L'attesa per questo "The Life Pursuit" è stata placata dai fugaci ascolti in rete da un mese a questa parte, che lasciavano presagire una mossa più decisa verso il pop radiofonico (o almeno verso il pop per come lo intendono i Belle & Sebastian) con abbondante uso di tastiere e la chitarra acustica relegata in secondo piano. La prima cosa che mi è venuta in mente ascoltando questo nuovo album è che la conoscenza enciclopedica della storia del rock da parte dei singoli musicisti è venuta finalmente fuori e questo si sente nella molteplicità di riferimenti (un arpeggio, un battito, un'invenzione sonora) a generi musicali che la band non aveva minimamente fatto intuire di potersi ritenere in parentela: ed è questo forse l'aspetto che ha lasciato molti completamente spiazzati, me compreso (ma fino a un certo punto).
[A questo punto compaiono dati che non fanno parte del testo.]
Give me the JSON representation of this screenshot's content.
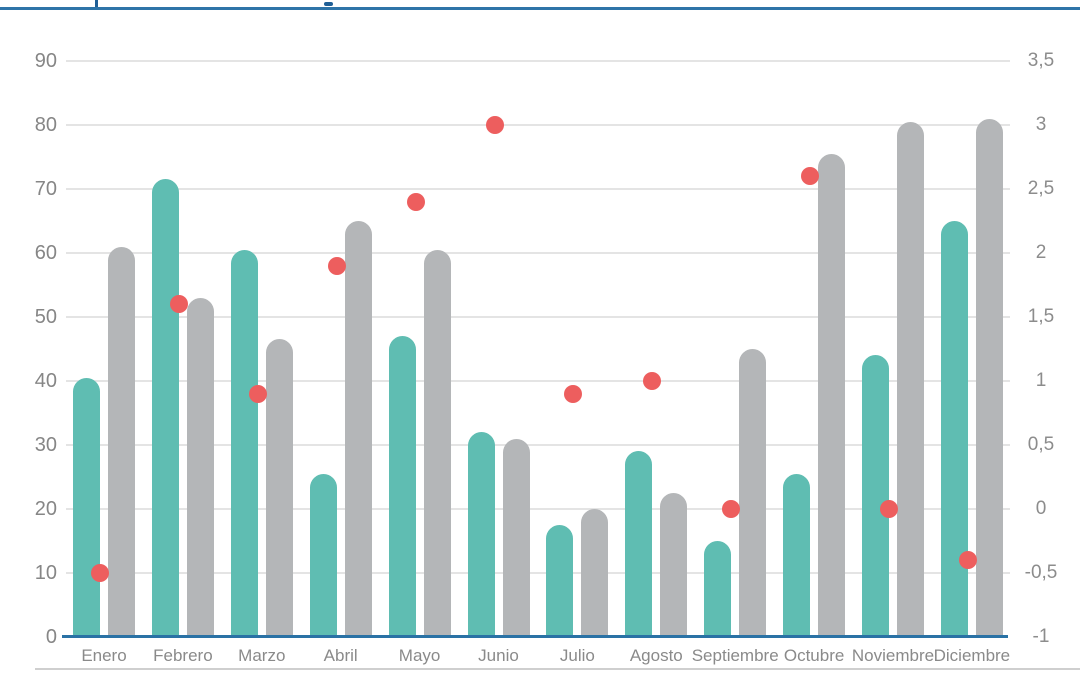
{
  "page": {
    "top_divider_color": "#2e74a8",
    "axis_line_color": "#2a72a5",
    "gridline_color": "#e4e4e4",
    "bottom_divider_color": "#cfcfcf"
  },
  "chart_data": {
    "type": "bar",
    "title": "",
    "subtitle": "",
    "categories": [
      "Enero",
      "Febrero",
      "Marzo",
      "Abril",
      "Mayo",
      "Junio",
      "Julio",
      "Agosto",
      "Septiembre",
      "Octubre",
      "Noviembre",
      "Diciembre"
    ],
    "series": [
      {
        "name": "bars-teal",
        "type": "bar",
        "axis": "left",
        "color": "#5fbdb2",
        "values": [
          40.5,
          71.5,
          60.5,
          25.5,
          47,
          32,
          17.5,
          29,
          15,
          25.5,
          44,
          65
        ]
      },
      {
        "name": "bars-gray",
        "type": "bar",
        "axis": "left",
        "color": "#b4b6b8",
        "values": [
          61,
          53,
          46.5,
          65,
          60.5,
          31,
          20,
          22.5,
          45,
          75.5,
          80.5,
          81
        ]
      },
      {
        "name": "dots-red",
        "type": "scatter",
        "axis": "right",
        "color": "#ed5e5e",
        "values": [
          -0.5,
          1.6,
          0.9,
          1.9,
          2.4,
          3,
          0.9,
          1,
          0,
          2.6,
          0,
          -0.4
        ]
      }
    ],
    "left_axis": {
      "min": 0,
      "max": 90,
      "step": 10,
      "tick_labels": [
        "0",
        "10",
        "20",
        "30",
        "40",
        "50",
        "60",
        "70",
        "80",
        "90"
      ]
    },
    "right_axis": {
      "min": -1,
      "max": 3.5,
      "step": 0.5,
      "tick_labels": [
        "-1",
        "-0,5",
        "0",
        "0,5",
        "1",
        "1,5",
        "2",
        "2,5",
        "3",
        "3,5"
      ]
    },
    "grid": true,
    "legend": false
  }
}
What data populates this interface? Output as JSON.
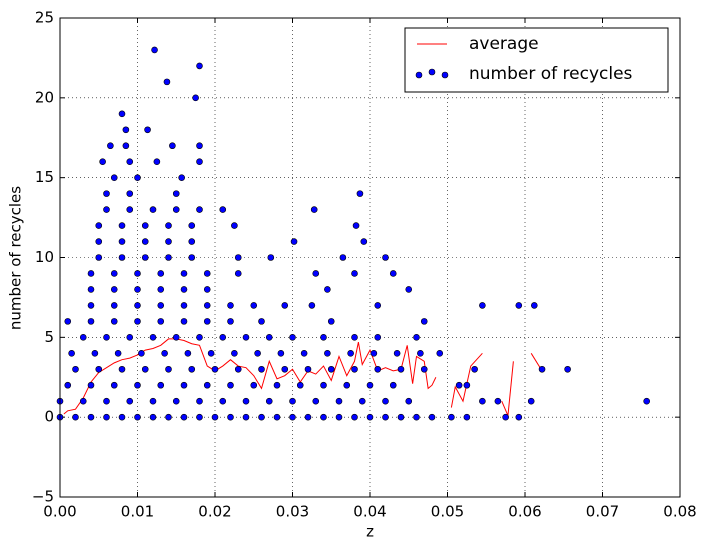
{
  "chart_data": {
    "type": "scatter",
    "xlabel": "z",
    "ylabel": "number of recycles",
    "xlim": [
      0,
      0.08
    ],
    "ylim": [
      -5,
      25
    ],
    "xticks": [
      {
        "value": 0,
        "label": "0.00"
      },
      {
        "value": 0.01,
        "label": "0.01"
      },
      {
        "value": 0.02,
        "label": "0.02"
      },
      {
        "value": 0.03,
        "label": "0.03"
      },
      {
        "value": 0.04,
        "label": "0.04"
      },
      {
        "value": 0.05,
        "label": "0.05"
      },
      {
        "value": 0.06,
        "label": "0.06"
      },
      {
        "value": 0.07,
        "label": "0.07"
      },
      {
        "value": 0.08,
        "label": "0.08"
      }
    ],
    "yticks": [
      {
        "value": -5,
        "label": "−5"
      },
      0,
      5,
      10,
      15,
      20,
      25
    ],
    "grid": true,
    "legend": "upper right",
    "series": [
      {
        "name": "average",
        "type": "line",
        "color": "#ff0000",
        "x": [
          0.0005,
          0.001,
          0.002,
          0.003,
          0.004,
          0.005,
          0.006,
          0.007,
          0.008,
          0.009,
          0.01,
          0.011,
          0.012,
          0.013,
          0.014,
          0.015,
          0.016,
          0.017,
          0.018,
          0.019,
          0.02,
          0.021,
          0.022,
          0.023,
          0.024,
          0.025,
          0.026,
          0.027,
          0.028,
          0.029,
          0.03,
          0.031,
          0.032,
          0.033,
          0.034,
          0.035,
          0.036,
          0.037,
          0.038,
          0.0385,
          0.039,
          0.04,
          0.041,
          0.042,
          0.043,
          0.044,
          0.0448,
          0.0455,
          0.046,
          0.047,
          0.0475,
          0.048,
          0.0485,
          null,
          0.0505,
          0.051,
          0.052,
          0.053,
          0.0545,
          null,
          0.057,
          0.0578,
          0.0585,
          null,
          0.0608,
          0.0622
        ],
        "values": [
          0.2,
          0.4,
          0.5,
          1.2,
          2.2,
          2.8,
          3.1,
          3.4,
          3.6,
          3.7,
          3.9,
          4.2,
          4.3,
          4.5,
          4.9,
          4.9,
          4.8,
          4.6,
          4.5,
          3.2,
          2.9,
          3.2,
          3.6,
          3.2,
          3.1,
          2.6,
          1.8,
          3.5,
          2.4,
          2.6,
          3.0,
          2.2,
          2.9,
          2.7,
          3.2,
          2.3,
          3.8,
          2.6,
          3.5,
          4.7,
          3.3,
          4.2,
          2.9,
          3.1,
          2.9,
          3.0,
          4.5,
          2.1,
          3.8,
          3.5,
          1.8,
          2.0,
          2.5,
          null,
          0.6,
          1.9,
          1.0,
          3.2,
          4.0,
          null,
          1.0,
          0.1,
          3.5,
          null,
          4.0,
          2.9
        ]
      },
      {
        "name": "number of recycles",
        "type": "scatter",
        "color": "#0000ff",
        "x": [
          0.0,
          0.002,
          0.004,
          0.006,
          0.008,
          0.01,
          0.012,
          0.014,
          0.016,
          0.018,
          0.02,
          0.022,
          0.024,
          0.026,
          0.028,
          0.03,
          0.032,
          0.034,
          0.036,
          0.038,
          0.04,
          0.042,
          0.044,
          0.046,
          0.048,
          0.0505,
          0.0525,
          0.0575,
          0.0592,
          0.0,
          0.003,
          0.006,
          0.009,
          0.012,
          0.015,
          0.018,
          0.021,
          0.024,
          0.027,
          0.03,
          0.033,
          0.036,
          0.039,
          0.042,
          0.045,
          0.0545,
          0.0565,
          0.0608,
          0.0757,
          0.001,
          0.004,
          0.007,
          0.01,
          0.013,
          0.016,
          0.019,
          0.022,
          0.025,
          0.028,
          0.031,
          0.034,
          0.037,
          0.04,
          0.043,
          0.0515,
          0.0525,
          0.002,
          0.005,
          0.008,
          0.011,
          0.014,
          0.017,
          0.02,
          0.023,
          0.026,
          0.029,
          0.032,
          0.035,
          0.038,
          0.041,
          0.044,
          0.047,
          0.0535,
          0.0622,
          0.0655,
          0.0015,
          0.0045,
          0.0075,
          0.0105,
          0.0135,
          0.0165,
          0.0195,
          0.0225,
          0.0255,
          0.0285,
          0.0315,
          0.0345,
          0.0375,
          0.0405,
          0.0435,
          0.0465,
          0.049,
          0.003,
          0.006,
          0.009,
          0.012,
          0.015,
          0.018,
          0.021,
          0.024,
          0.027,
          0.03,
          0.034,
          0.038,
          0.041,
          0.046,
          0.001,
          0.004,
          0.007,
          0.01,
          0.013,
          0.016,
          0.019,
          0.022,
          0.026,
          0.035,
          0.047,
          0.004,
          0.007,
          0.01,
          0.013,
          0.016,
          0.019,
          0.022,
          0.025,
          0.029,
          0.0325,
          0.041,
          0.0545,
          0.0592,
          0.0612,
          0.004,
          0.007,
          0.01,
          0.013,
          0.016,
          0.019,
          0.0345,
          0.045,
          0.004,
          0.007,
          0.01,
          0.013,
          0.016,
          0.019,
          0.023,
          0.033,
          0.038,
          0.043,
          0.005,
          0.008,
          0.011,
          0.014,
          0.017,
          0.023,
          0.0272,
          0.0365,
          0.042,
          0.005,
          0.008,
          0.011,
          0.014,
          0.017,
          0.0302,
          0.0392,
          0.005,
          0.008,
          0.011,
          0.014,
          0.017,
          0.0225,
          0.0382,
          0.006,
          0.009,
          0.012,
          0.015,
          0.018,
          0.021,
          0.0328,
          0.006,
          0.009,
          0.015,
          0.0387,
          0.007,
          0.01,
          0.0157,
          0.0055,
          0.009,
          0.0125,
          0.018,
          0.0065,
          0.0085,
          0.0145,
          0.018,
          0.0085,
          0.0113,
          0.008,
          0.0175,
          0.0138,
          0.018,
          0.0122
        ],
        "values": [
          0,
          0,
          0,
          0,
          0,
          0,
          0,
          0,
          0,
          0,
          0,
          0,
          0,
          0,
          0,
          0,
          0,
          0,
          0,
          0,
          0,
          0,
          0,
          0,
          0,
          0,
          0,
          0,
          0,
          1,
          1,
          1,
          1,
          1,
          1,
          1,
          1,
          1,
          1,
          1,
          1,
          1,
          1,
          1,
          1,
          1,
          1,
          1,
          1,
          2,
          2,
          2,
          2,
          2,
          2,
          2,
          2,
          2,
          2,
          2,
          2,
          2,
          2,
          2,
          2,
          2,
          3,
          3,
          3,
          3,
          3,
          3,
          3,
          3,
          3,
          3,
          3,
          3,
          3,
          3,
          3,
          3,
          3,
          3,
          3,
          4,
          4,
          4,
          4,
          4,
          4,
          4,
          4,
          4,
          4,
          4,
          4,
          4,
          4,
          4,
          4,
          4,
          5,
          5,
          5,
          5,
          5,
          5,
          5,
          5,
          5,
          5,
          5,
          5,
          5,
          5,
          6,
          6,
          6,
          6,
          6,
          6,
          6,
          6,
          6,
          6,
          6,
          7,
          7,
          7,
          7,
          7,
          7,
          7,
          7,
          7,
          7,
          7,
          7,
          7,
          7,
          8,
          8,
          8,
          8,
          8,
          8,
          8,
          8,
          9,
          9,
          9,
          9,
          9,
          9,
          9,
          9,
          9,
          9,
          10,
          10,
          10,
          10,
          10,
          10,
          10,
          10,
          10,
          11,
          11,
          11,
          11,
          11,
          11,
          11,
          12,
          12,
          12,
          12,
          12,
          12,
          12,
          13,
          13,
          13,
          13,
          13,
          13,
          13,
          14,
          14,
          14,
          14,
          15,
          15,
          15,
          16,
          16,
          16,
          16,
          17,
          17,
          17,
          17,
          18,
          18,
          19,
          20,
          21,
          22,
          23
        ]
      }
    ]
  }
}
Sulle prime, il singolo "Funny Little Frog" (con quel pianoforte che ricorda molto l'intro di "Death On Two Legs" dei Queen) non mi piaceva, e diversi pezzi li trovavo semplicemente disgustosi (Song For Sunshine è una delle canzoni più orrende che abbia mai ascoltato)... però però, dopo qualche ascolto più attento e meno vincolato da beceri pregiudizi, ho rivalutato questo nuovo disco, sicuramente migliore di "Dear Catastrophe Waitress". È chiaro che i Belle & Sebastian, dopo avere dettato legge in ambito indie per anni, volessero ammiccare a un pubblico più vasto, e questo non è certo un reato se è abbinato a un mantenimento di livello alto e di una produzione valida (e non è un traguardo impossibile nemmeno in campo mainstream, vedi Gorillaz)... se era questo l'obiettivo, si può dire perfettamente centrato appunto con "Funny Little Frog" (che pur non convincendomi ancora ne riconosco il potenziale catchy), "The Blues Are Still Blue" (bel riffone à la T. Rex e cadenza looureediana), "To Be Myself Completely" (purissimo northern soul, il brano migliore), e le due canzoni che si avvicinano maggiormente al suono del passato, "Another Sunny Day" e "Dress Up In You"... queste canzoni che ho citato meritano ampiamente di stare nel "best of" del loro repertorio. Il problema ora è: e le altre? Mai sentita in un disco una sequela più schizofrenica di alti e bassi: pezzi che risentiresti per tutta la vita alternati ad altri che skippi di continuo... forse si salva il sofisticato funk caraibico un pò smithsiano di "For The Price Of A Cup Of Tea" ma le altre sembrano francamente delle b-sides, per quanto posso sottilmente apprezzare la ricerca (da parte di chi? chi sarà il "colpevole"?) di allusioni alla bubblegum music dei primi anni '70.

Alla fine propendo per l'ipotesi che la band scozzese volesse proprio provocare nell'ascoltatore l'effetto che ho sentito anch'io: ancora non ho capito se questo sia un disco geniale o un brusco passo falso. Probabilmente sarà il disco dei Belle & Sebastian che venderà di più, ma, per una volta, non sono così sicuro che la virtù stia nel mezzo.